2. Input yang diperlukan
Input yang diperlukan dalam kegiatan pengujian data adalah sebagai berikut:
a. Program Kerja;
b. Data Pemeriksaan; dan
c. Kriteria Pemeriksaan.
3. Petunjuk pelaksanaan
a. Pengumpulan data pemeriksaan
Pengumpulan data dilakukan dengan sebelumnya melakukan identifikasi jenis dan
sumber data serta penetapan program pemeriksaan. Sehingga kemudian data yang
dikumpulkan diuji untuk memastikan tercapainya tujuan pemeriksaan. Kehandalan
bukti pemeriksaan dipengaruhi oleh sumber data, cara perolehan data, dan validitas
dan reabilitas data.
i. Sumber data
Pemeriksa perlu mendapatkan data pemeriksaan berdasarkan identifikasi jenis dan
sumber bukti pemeriksaan yang telah ditetapkan. Namun demikian, berdasarkan
kondisi yang terjadi di lapangan, pemeriksa juga dapat memperoleh data di luar
yang telah direncanakan sepanjang pada akhirnya data tersebut valid dan andal
dalam mendukung hasil pemeriksaan
ii. Cara perolehan data
Dalam mengumpulkan data pemeriksaan, pemeriksa dapat menggunakan teknik-
teknik : Reviu dokumen; wawancara/permintaan keterangan; kuesioner; dan
observasi fisik.
iii. Validitas dan reabilitas data
5
Data-data pemeriksaan yang diperoleh pemeriksa harus dapat diyakini validitas dan
keandalan datanya agar bisa disebut sebagai bukti yang kompeten. PSP 04 paragraf
54 memberikan beberapa contoh acuan untuk menilai kompetensi dari suatu data.
Validitas dan keandalan data juga dapat ditentukan dengan pengujian langsung
terhadap data.
b. Pengujian data
Langkah-langkah yang diperlukan dalam kegiatan pengujian bukti pemeriksaan
adalah sebagai berikut:
i. Dalam menguji bukti pemeriksaan, pemeriksa dapat menggunakan teknik-teknik
pengujian, antara lain wawancara; inspeksi; konfirmasi; reviu analitis (rasio, tren,
pola); sampling; bagan arus, dan analisis (analisis regresi, simulasi dan modelling,
analisis muatan data kualitatif).
ii.
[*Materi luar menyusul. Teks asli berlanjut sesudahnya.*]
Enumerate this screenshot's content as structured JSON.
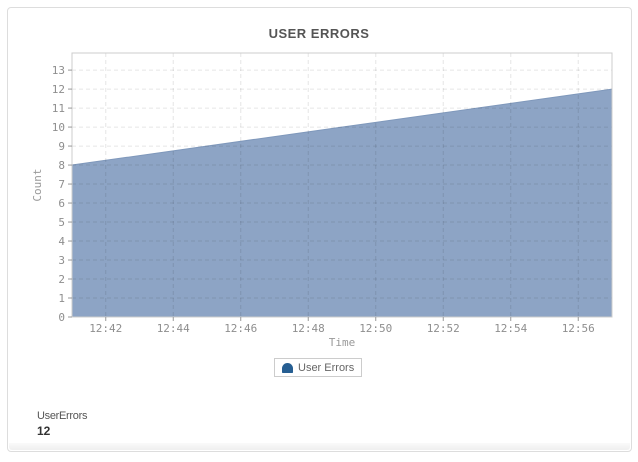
{
  "panel": {
    "title": "USER ERRORS"
  },
  "chart_data": {
    "type": "area",
    "title": "USER ERRORS",
    "xlabel": "Time",
    "ylabel": "Count",
    "x_range": [
      "12:41",
      "12:57"
    ],
    "x_ticks": [
      "12:42",
      "12:44",
      "12:46",
      "12:48",
      "12:50",
      "12:52",
      "12:54",
      "12:56"
    ],
    "y_ticks": [
      0,
      1,
      2,
      3,
      4,
      5,
      6,
      7,
      8,
      9,
      10,
      11,
      12,
      13
    ],
    "ylim": [
      0,
      13.9
    ],
    "grid": true,
    "legend_position": "bottom",
    "series": [
      {
        "name": "User Errors",
        "color": "#8da4c5",
        "points": [
          {
            "time": "12:41",
            "value": 8
          },
          {
            "time": "12:57",
            "value": 12
          }
        ]
      }
    ]
  },
  "legend": {
    "items": [
      {
        "label": "User Errors",
        "marker_color": "#265e92"
      }
    ]
  },
  "summary": {
    "label": "UserErrors",
    "value": "12"
  },
  "colors": {
    "area": "#8da4c5",
    "area_edge": "#7f98bb",
    "legend_marker": "#265e92",
    "grid": "rgba(0,0,0,0.10)",
    "axis_border": "#cccccc",
    "tick_text": "#8e8e8e",
    "title_text": "#555555"
  }
}
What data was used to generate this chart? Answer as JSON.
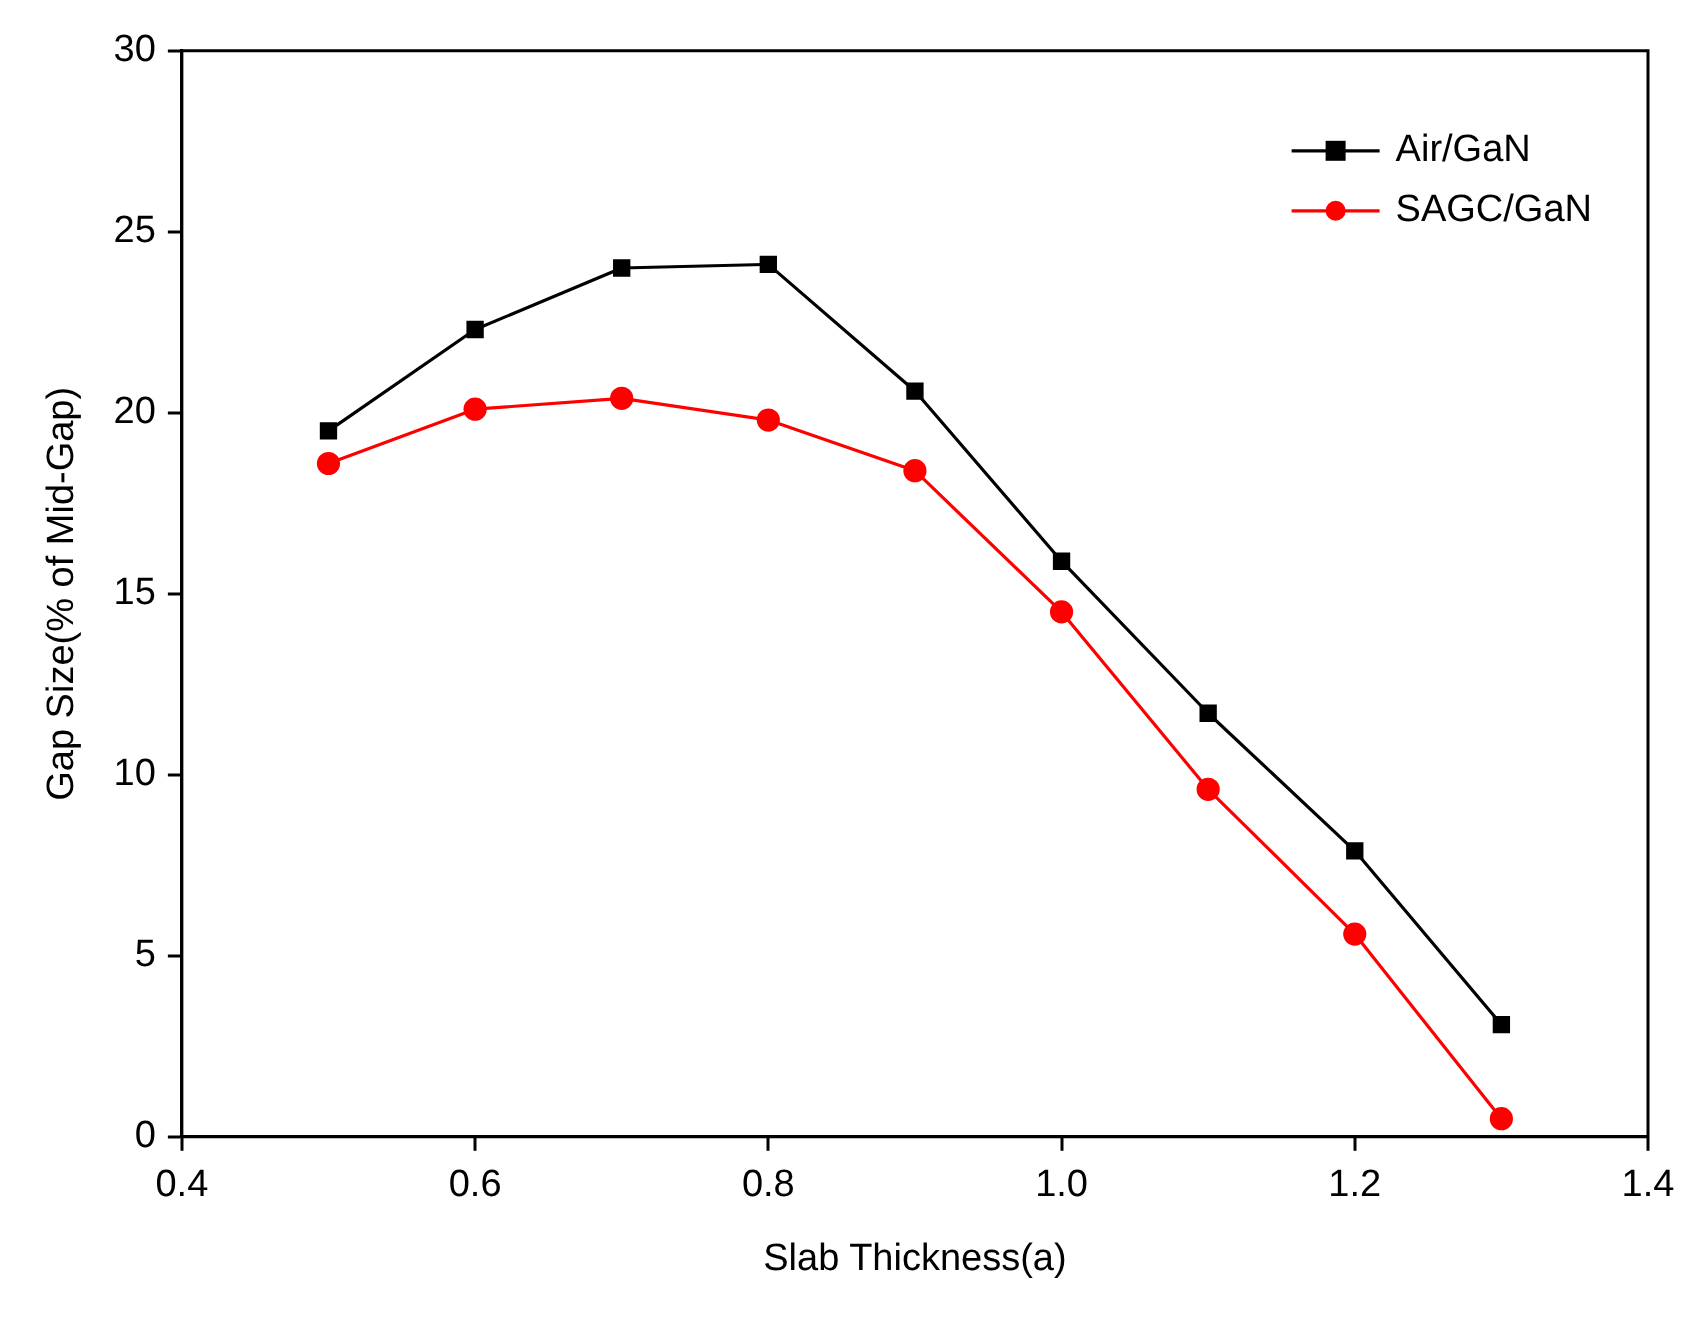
{
  "chart_data": {
    "type": "line",
    "xlabel": "Slab Thickness(a)",
    "ylabel": "Gap Size(% of Mid-Gap)",
    "x": [
      0.5,
      0.6,
      0.7,
      0.8,
      0.9,
      1.0,
      1.1,
      1.2,
      1.3
    ],
    "series": [
      {
        "name": "Air/GaN",
        "color": "#000000",
        "marker": "square",
        "values": [
          19.5,
          22.3,
          24.0,
          24.1,
          20.6,
          15.9,
          11.7,
          7.9,
          3.1
        ]
      },
      {
        "name": "SAGC/GaN",
        "color": "#ff0000",
        "marker": "circle",
        "values": [
          18.6,
          20.1,
          20.4,
          19.8,
          18.4,
          14.5,
          9.6,
          5.6,
          0.5
        ]
      }
    ],
    "xlim": [
      0.4,
      1.4
    ],
    "xticks": [
      {
        "value": 0.4,
        "label": "0.4"
      },
      {
        "value": 0.6,
        "label": "0.6"
      },
      {
        "value": 0.8,
        "label": "0.8"
      },
      {
        "value": 1.0,
        "label": "1.0"
      },
      {
        "value": 1.2,
        "label": "1.2"
      },
      {
        "value": 1.4,
        "label": "1.4"
      }
    ],
    "ylim": [
      0,
      30
    ],
    "yticks": [
      0,
      5,
      10,
      15,
      20,
      25,
      30
    ],
    "grid": false,
    "legend": "top right",
    "line_style": "solid"
  }
}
Dalam menentukan penggunaan suatu teknik pengujian bukti, maka pemeriksa
perlu mempertimbangkan faktor-faktor sebagai berikut:
1) jenis dan sumber bukti yang diuji; dan
2) waktu dan biaya yang diperlukan untuk menguji bukti.
iii. Pemeriksa membandingkan hasil pengujian bukti-bukti pemeriksaan dengan
kriteria pemeriksaan.
iv. Jika terdapat perbedaan yang signifikan antara kondisi dan kriteria, maka
pemeriksa perlu mengidentifikasi sebab dan akibat dari perbedaan tersebut.
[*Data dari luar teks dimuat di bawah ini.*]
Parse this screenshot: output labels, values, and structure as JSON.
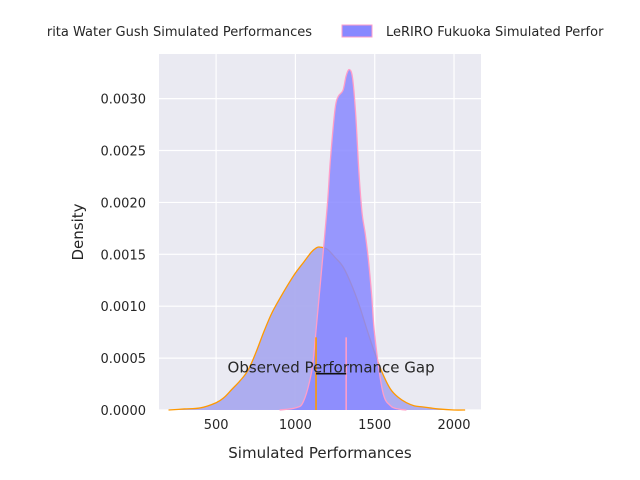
{
  "chart_data": {
    "type": "area",
    "title": "",
    "xlabel": "Simulated Performances",
    "ylabel": "Density",
    "xlim": [
      140,
      2170
    ],
    "ylim": [
      0,
      0.00343
    ],
    "xticks": [
      500,
      1000,
      1500,
      2000
    ],
    "xtick_labels": [
      "500",
      "1000",
      "1500",
      "2000"
    ],
    "yticks": [
      0,
      0.0005,
      0.001,
      0.0015,
      0.002,
      0.0025,
      0.003
    ],
    "ytick_labels": [
      "0.0000",
      "0.0005",
      "0.0010",
      "0.0015",
      "0.0020",
      "0.0025",
      "0.0030"
    ],
    "grid": true,
    "legend_placement": "top",
    "series": [
      {
        "name": "Miyuki Kurita Water Gush Simulated Performances",
        "legend_visible_text": "rita Water Gush Simulated Performances",
        "fill": "#aaaaee",
        "edge": "#ff9900",
        "x": [
          200,
          300,
          400,
          500,
          550,
          600,
          650,
          700,
          750,
          800,
          850,
          900,
          950,
          1000,
          1050,
          1100,
          1130,
          1150,
          1200,
          1250,
          1300,
          1350,
          1400,
          1450,
          1500,
          1550,
          1600,
          1650,
          1700,
          1750,
          1800,
          1850,
          1900,
          2000,
          2070
        ],
        "y": [
          0,
          1e-05,
          2e-05,
          7e-05,
          0.00012,
          0.0002,
          0.00028,
          0.00038,
          0.00055,
          0.00075,
          0.00093,
          0.00107,
          0.0012,
          0.00132,
          0.00142,
          0.00152,
          0.00156,
          0.00157,
          0.00155,
          0.00147,
          0.00138,
          0.00122,
          0.00102,
          0.00078,
          0.00055,
          0.00035,
          0.0002,
          0.00012,
          7e-05,
          4e-05,
          3e-05,
          2e-05,
          1e-05,
          0,
          0
        ]
      },
      {
        "name": "LeRIRO Fukuoka Simulated Performances",
        "legend_visible_text": "LeRIRO Fukuoka Simulated Perfor",
        "fill": "#8888ff",
        "edge": "#ff9ec8",
        "x": [
          900,
          1000,
          1050,
          1100,
          1120,
          1150,
          1200,
          1220,
          1250,
          1270,
          1300,
          1320,
          1340,
          1360,
          1380,
          1400,
          1420,
          1440,
          1460,
          1480,
          1500,
          1550,
          1600,
          1650,
          1700
        ],
        "y": [
          0,
          2e-05,
          8e-05,
          0.00035,
          0.0006,
          0.0011,
          0.00195,
          0.0024,
          0.0029,
          0.00302,
          0.00308,
          0.00322,
          0.00328,
          0.0032,
          0.00285,
          0.0023,
          0.0019,
          0.0017,
          0.00145,
          0.00112,
          0.00072,
          0.00018,
          4e-05,
          1e-05,
          0
        ]
      }
    ],
    "observed_lines": [
      {
        "x": 1130,
        "height": 0.0007,
        "color": "#ff9900"
      },
      {
        "x": 1320,
        "height": 0.0007,
        "color": "#ff9ec8"
      }
    ],
    "gap_segment": {
      "x1": 1130,
      "x2": 1320,
      "y": 0.00035
    },
    "annotation": "Observed Performance Gap"
  }
}
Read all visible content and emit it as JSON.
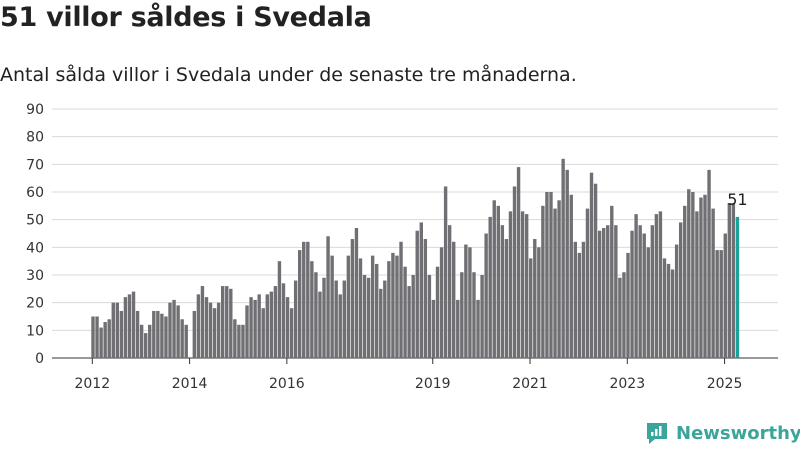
{
  "title": "51 villor såldes i Svedala",
  "subtitle": "Antal sålda villor i Svedala under de senaste tre månaderna.",
  "brand": {
    "name": "Newsworthy",
    "color": "#3aa59a",
    "icon": "newsworthy-chart-icon"
  },
  "chart_data": {
    "type": "bar",
    "ylim": [
      0,
      90
    ],
    "yticks": [
      0,
      10,
      20,
      30,
      40,
      50,
      60,
      70,
      80,
      90
    ],
    "xticks": [
      "2012",
      "2014",
      "2016",
      "2019",
      "2021",
      "2023",
      "2025"
    ],
    "grid": true,
    "bar_color": "#707074",
    "highlight_color": "#1aa39a",
    "annotation": {
      "text": "51",
      "value": 51,
      "last_bar": true
    },
    "values": [
      15,
      15,
      11,
      13,
      14,
      20,
      20,
      17,
      22,
      23,
      24,
      17,
      12,
      9,
      12,
      17,
      17,
      16,
      15,
      20,
      21,
      19,
      14,
      12,
      0,
      17,
      23,
      26,
      22,
      20,
      18,
      20,
      26,
      26,
      25,
      14,
      12,
      12,
      19,
      22,
      21,
      23,
      18,
      23,
      24,
      26,
      35,
      27,
      22,
      18,
      28,
      39,
      42,
      42,
      35,
      31,
      24,
      29,
      44,
      37,
      28,
      23,
      28,
      37,
      43,
      47,
      36,
      30,
      29,
      37,
      34,
      25,
      28,
      35,
      38,
      37,
      42,
      33,
      26,
      30,
      46,
      49,
      43,
      30,
      21,
      33,
      40,
      62,
      48,
      42,
      21,
      31,
      41,
      40,
      31,
      21,
      30,
      45,
      51,
      57,
      55,
      48,
      43,
      53,
      62,
      69,
      53,
      52,
      36,
      43,
      40,
      55,
      60,
      60,
      54,
      57,
      72,
      68,
      59,
      42,
      38,
      42,
      54,
      67,
      63,
      46,
      47,
      48,
      55,
      48,
      29,
      31,
      38,
      46,
      52,
      48,
      45,
      40,
      48,
      52,
      53,
      36,
      34,
      32,
      41,
      49,
      55,
      61,
      60,
      53,
      58,
      59,
      68,
      54,
      39,
      39,
      45,
      56,
      56,
      51
    ]
  }
}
v. Dalam mengidentifikasi sebab akibat, maka pemeriksa bisa menggunakan model
analisis sebab-akibat sebagai alat analisis.
Kemudian data-data pemeriksaan keuangan kinerja yang diperoleh selama
pemeriksaan kinerja diuji untuk bisa meyakinkan apakah suatu
organisasi/program/fungsi pelayanan publik mempunyai pengendalian yang baik atau
tidak; apakah suatu entitas mematuhi ketentuan perundangundangan; atau apakah
terdapat dugaan kecurangan di dalam entitas yang diperiksa.
4. Output
Output yang dihasilkan dari kegiatan “Pengujian Data” adalah:
a. kesimpulan hasil pengujian bukti; dan
b. unsur-unsur temuan dan usul rekomendasi.
5. Pendokumentasian
Dilakukan pendokumentasian pengumpulan dan pengujian bukti sesuai dengan KKP.
6
C. PENYUSUNAN TEMUAN PEMERIKSAAN
Dalam Pasal 16 ayat (2) Undang-Undang Nomor 15 Tahun 2004 tentang Pemeriksaan
Pengelolaan dan Tanggung Jawab Keuangan Negara disebutkan bahwa Laporan hasil
pemeriksaan atas kinerja memuat temuan, kesimpulan dan rekomendasi. Temuan
pemeriksaan pada umumnya terdiri atas unsur kondisi, kriteria, akibat dan sebab. Namun,
unsur yang dibutuhkan untuk sebuah temuan pemeriksaan tergantung seluruhnya pada tujuan
pemeriksaan.
7
Dalam Pernyataan Standar Pemeriksaan (PSP) 04 Standar Pemeriksaan Keuangan negara
(SPKN) tentang Standar Pelaksanaan Pemeriksaan Kinerja, dijelaskan bahwa sebuah temuan
atau sekelompok temuan pemeriksaan disebut lengkap sepanjang tujuan pemeriksaannya
telah dipenuhi dan laporan secara jelas mengaitkan tujuan tersebut dengan unsur temuan
pemeriksaan, misalnya apabila tujuan pemeriksaan adalah untuk menentukan kepatuhan
terhadap ketentuan perundang-undangan maka unsur yang harus ada adalah kondisi, kriteria
dan akibat. Sedangkan unsur sebab bersifat optional.
Dalam penyajian temuan, pemeriksa harus berusaha mengembangkan unsur-unsur
temuan pemeriksaan untuk membantu manajemen entitas yang diperiksa atau pihak yang
berwenang dalam memahami perlunya mengambil tindakan perbaikan. Apabila pemeriksa
dapat mengembangkan secara memadai temuan-temuan tersebut, maka pemeriksa harus
membuat rekomendasi bagi manajemen entitas. Pedoman-pedoman terkait unsur temuan
adalah sebagai berikut:
a. Kondisi
Unsur ini memberikan bukti mengenai hal-hal yang ditemui oleh pemeriksa dilapangan.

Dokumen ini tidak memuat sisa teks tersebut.